MCQ: Introduction to pandas DataFrames

Feb 13, 2014 • Andrea Zonca

Sample csv file with student grades for 2 tests, they were allowed to repeat the test if they missed it or got < 6 :

name,first_test,second_test
Alice,4.0,7.5
Bob,8,
Carol,6,6.5
Alice,6.,
Bob,,7.5

Pre-assessment

If you read that file with pandas as:

results = pd.read_csv("results.csv")

what do you expect to get for missing values?

  1. raise Exception
  2. 0.
  3. NaN
  4. empty string
  5. -1e20

After teaching about reading csv and groupby

After

results = pd.read_csv("results.csv").set_index("name")
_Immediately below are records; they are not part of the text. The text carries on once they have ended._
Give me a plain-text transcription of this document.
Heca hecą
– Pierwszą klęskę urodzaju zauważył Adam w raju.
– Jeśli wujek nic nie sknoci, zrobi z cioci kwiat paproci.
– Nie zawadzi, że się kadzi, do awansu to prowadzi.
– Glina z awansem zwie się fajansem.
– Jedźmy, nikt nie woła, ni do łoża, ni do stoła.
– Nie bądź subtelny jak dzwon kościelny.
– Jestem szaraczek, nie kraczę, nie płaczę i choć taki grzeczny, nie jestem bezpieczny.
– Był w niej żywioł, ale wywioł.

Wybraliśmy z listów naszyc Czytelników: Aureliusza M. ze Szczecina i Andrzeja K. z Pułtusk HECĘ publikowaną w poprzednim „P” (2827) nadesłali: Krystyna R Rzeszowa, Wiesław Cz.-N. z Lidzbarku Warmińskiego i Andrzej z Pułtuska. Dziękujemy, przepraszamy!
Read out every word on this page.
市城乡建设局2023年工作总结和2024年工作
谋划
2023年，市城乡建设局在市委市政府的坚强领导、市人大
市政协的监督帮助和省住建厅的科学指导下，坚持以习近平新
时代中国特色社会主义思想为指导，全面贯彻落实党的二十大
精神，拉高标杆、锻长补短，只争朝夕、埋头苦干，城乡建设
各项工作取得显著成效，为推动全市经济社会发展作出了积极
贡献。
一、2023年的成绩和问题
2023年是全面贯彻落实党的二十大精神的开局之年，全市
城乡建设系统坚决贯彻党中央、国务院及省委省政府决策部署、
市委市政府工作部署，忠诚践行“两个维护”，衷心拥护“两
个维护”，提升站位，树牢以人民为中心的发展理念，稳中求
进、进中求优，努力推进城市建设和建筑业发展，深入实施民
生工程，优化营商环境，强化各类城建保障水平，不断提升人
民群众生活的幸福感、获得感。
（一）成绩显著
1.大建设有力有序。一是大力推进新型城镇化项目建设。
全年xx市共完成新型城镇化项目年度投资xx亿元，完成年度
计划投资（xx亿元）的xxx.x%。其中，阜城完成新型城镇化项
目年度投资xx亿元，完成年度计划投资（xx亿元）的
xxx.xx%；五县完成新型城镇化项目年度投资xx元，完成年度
let’s say we want to get the maximum value for each student for each test, how should you define the `maximum` function in:

print results.groupby(level=0).agg(maximum)
  1. def maximum(x):
    return np.max(x, axis=1)
  2. def maximum(x):
    return np.max(x, axis=0)
  3. def maximum(x):
     return max(x)
  4. def maximum(x):
    return [y.max() for y in x]

Exercise

Now you would like to get the last result for each student for each test, instead of the maximum:

print results.groupby(level=0).agg(last)

How would you implement the `last` function?

Hint: watch out for missing values